3 questions à Jean-Vincent Placé
Quel rôle spécifique vont jouer les dix sénateurs écologistes dans une institution dont ils prônent une profonde transformation ?
Les sénateurs et sénatrices ont conscience de leur grande responsabilité : c’est le premier groupe parlementaire écologiste en France et c’est la première fois que le Sénat est gouverné par la gauche. Cécile a salué une double victoire. C’est maintenant pour nous une double responsabilité. Nous aurons une action interne et externe sur cette institution. Interne, en défendant notre représentation dans les différentes instances de décision et par des changements sensibles de l’organisation de la Chambre Haute. Par exemple en attribuant la présidence de la commission des finances à l’opposition, ce qui relève d’un vrai contrôle démocratique, ou en créant une commission dédiée aux problématiques écologiques afin de hisser ces questions à la hauteur des autres. Externe en défendant notre vision du Sénat, celle d’un Sénat des Régions dans une Europe fédérale, et qui sera au cœur de notre programme pour la présidentielle.

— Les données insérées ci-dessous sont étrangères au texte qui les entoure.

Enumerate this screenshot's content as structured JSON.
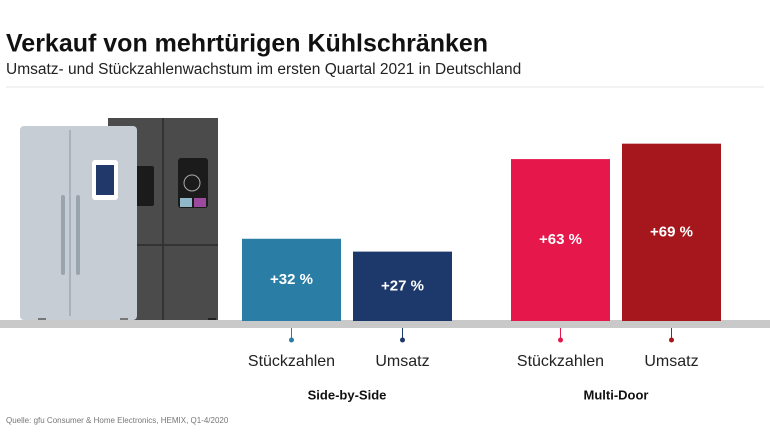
{
  "chart_data": {
    "type": "bar",
    "title": "Verkauf von mehrtürigen Kühlschränken",
    "subtitle": "Umsatz- und Stückzahlenwachstum im ersten Quartal 2021 in Deutschland",
    "source": "Quelle: gfu Consumer & Home Electronics, HEMIX, Q1-4/2020",
    "groups": [
      {
        "name": "Side-by-Side",
        "categories": [
          "Stückzahlen",
          "Umsatz"
        ],
        "values": [
          32,
          27
        ],
        "value_labels": [
          "+32 %",
          "+27 %"
        ],
        "colors": [
          "#2a7ea6",
          "#1d396b"
        ]
      },
      {
        "name": "Multi-Door",
        "categories": [
          "Stückzahlen",
          "Umsatz"
        ],
        "values": [
          63,
          69
        ],
        "value_labels": [
          "+63 %",
          "+69 %"
        ],
        "colors": [
          "#e5174b",
          "#a5171c"
        ]
      }
    ]
  }
}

Le Sénat est passé à gauche tandis que la majorité est à droite à l’assemblée nationale. Un blocage institutionnel n’est-il pas à craindre ?
Cette victoire constitue une brèche gigantesque dans le système UMP qui détenait jusqu’ici toutes les cartes du pouvoir, tant au niveau exécutif que législatif. C’est la première marche, et marche nécessaire, pour la reconquête du pouvoir par la gauche en 2012. Nous serons donc un Sénat d’opposition, mais aussi de proposition. Notamment, les réformes constitutionnelles ne passeront plus si nous nous y opposons et nous nous battrons contre toutes les réformes socialement injustes ou écologiquement insoutenables.
Nous serons aussi respectueux de la mission du Sénat, qui est « d’assurer la représentation des collectivités territoriales de la République » (article 24 de la Constitution). C’est le rôle que nous jouerons, en étant à l’écoute des élu/es et particulièrement attentifs au respect des principes de subsidiarité, de libre administration ou encore d’autonomie financière, aujourd’hui largement remis en cause par le gouvernement.
Le basculement du Sénat permettra donc de rétablir un véritable dialogue démocratique entre les deux Chambres, sur le fond et sur l’ensemble des sujets. Mais en cas de désaccord ferme, l’Assemblée nationale a le dernier mot sur la plupart des sujets. La Constitution a déjà prévu cette configuration.
Quelles seraient les premières propositions de loi que la gauche et les écologistes pourraient défendre devant le Sénat, avant le printemps 2012 ?
Nous défendrons les propositions de loi adoptées de 1997 à 2002 à l’Assemblée nationale par la Gauche et les Verts, mais que le Sénat a toujours refusé d’examiner. Je pense notamment à la proposition portant sur le droit de vote et d’éligibilité des étrangers aux élections municipales et à celle portée par Noël Mamère, élargissant aux conseils de toutes les collectivités locales. Parmi les autres sujets, nous porterons des débats comme le statut pénal du chef de l’Etat et nous pourrons demander des commissions d’enquête afin de renforcer le contrôle du gouvernement. Pour les plus gros dossiers, comme les retraites, la Poste, les services publics, ou encore le Grenelle, qui constituent nos grandes priorités, nous devons attendre la victoire de 2012 pour les porter au gouvernement sous la forme de projets de loi. Mais dans l’immédiat, je serai orateur du groupe lors du débat sur le Projet de Loi de Finances et porterai à cette occasion les orientations de notre mouvement.